The most common things i find myself doing when working with xml files are the following.
- Read the content of an xml tag
- Read attribute value
- Add a node
- Delete a node
Lets see how to do this in python using minidom. For the purpose of this post, lets assume that the name of the file is "file.xml" with following content.
<?xml version="1.0" encoding="UTF-8" ?>
<menu>
  <food id="1">
    <name>Pesto Chicken Sandwich</name>
    <price>$7.50</price>
  </food>
  <food id="2">
    <name>Chipotle Chicken Pizza</name>
    <price>$12.00</price>
  </food>
  <food id="3">
    <name>Burrito</name>
    <price>$6.20</price>
  </food>
</menu>
Read the content of xml tag
from xml.dom import minidom
doc = minidom.parse('file.xml')
nodes = doc.getElementsByTagName('name')
for node in nodes:
    print node.firstChild.nodeValue
Output:
Pesto Chicken Sandwich
Chipotle Chicken Pizza
Burrito
Read attribute value
from xml.dom import minidom
doc = minidom.parse('file.xml')
nodes = doc.getElementsByTagName('food')
for node in nodes:
    if node.attributes.has_key('id'):
        print node.attributes['id'].value
Output:
1
2
3
Add a node
Lets add a <rating> node with default value 5 to each of the food item to know its popularity.
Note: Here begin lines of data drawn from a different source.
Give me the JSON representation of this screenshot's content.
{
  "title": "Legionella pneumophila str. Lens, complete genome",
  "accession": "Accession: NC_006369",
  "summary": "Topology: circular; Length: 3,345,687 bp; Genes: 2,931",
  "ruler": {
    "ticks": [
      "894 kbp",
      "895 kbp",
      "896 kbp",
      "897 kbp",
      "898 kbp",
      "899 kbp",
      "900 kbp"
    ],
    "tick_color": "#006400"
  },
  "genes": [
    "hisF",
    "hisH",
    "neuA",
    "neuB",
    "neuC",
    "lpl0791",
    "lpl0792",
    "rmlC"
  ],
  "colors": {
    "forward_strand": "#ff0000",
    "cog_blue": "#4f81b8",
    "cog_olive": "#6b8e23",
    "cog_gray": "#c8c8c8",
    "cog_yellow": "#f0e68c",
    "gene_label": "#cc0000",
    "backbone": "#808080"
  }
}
from xml.dom import minidom
doc = minidom.parse('file.xml')
nodes = doc.getElementsByTagName('food')
for node in nodes:
    rating = doc.createElement('rating')
    rating.setAttribute('value','5')
    text = doc.createTextNode('Average')
    rating.appendChild(text)
    node.appendChild(rating)
ofile = open('newfile.xml','w')
doc.writexml(ofile)
ofile.close()
Output: The resulting xml looks like:
<?xml version="1.0" ?>
<menu>
  <food id="1">
    <name>Pesto Chicken Sandwich</name>
    <price>$7.50</price>
    <rating value="5">Average</rating>
   </food>
  <food id="2">
    <name>Chipotle Chicken Pizza</name>
    <price>$12.00</price>
    <rating value="5">Average</rating>
   </food>
  <food id="3">
    <name>Burrito</name>
    <price>$6.20</price>
    <rating value="5">Average</rating>
   </food>
</menu>
Delete a node
Lets now delete the <rating> tag from the food item.
from xml.dom import minidom
doc = minidom.parse('file.xml')
nodes = doc.getElementsByTagName('rating')
for node in nodes:
    parent = node.parentNode
    parent.removeChild(node)
ofile = open('newfile.xml','w')
doc.writexml(ofile)
ofile.close()
             
This result is xml file similar to the one we started with.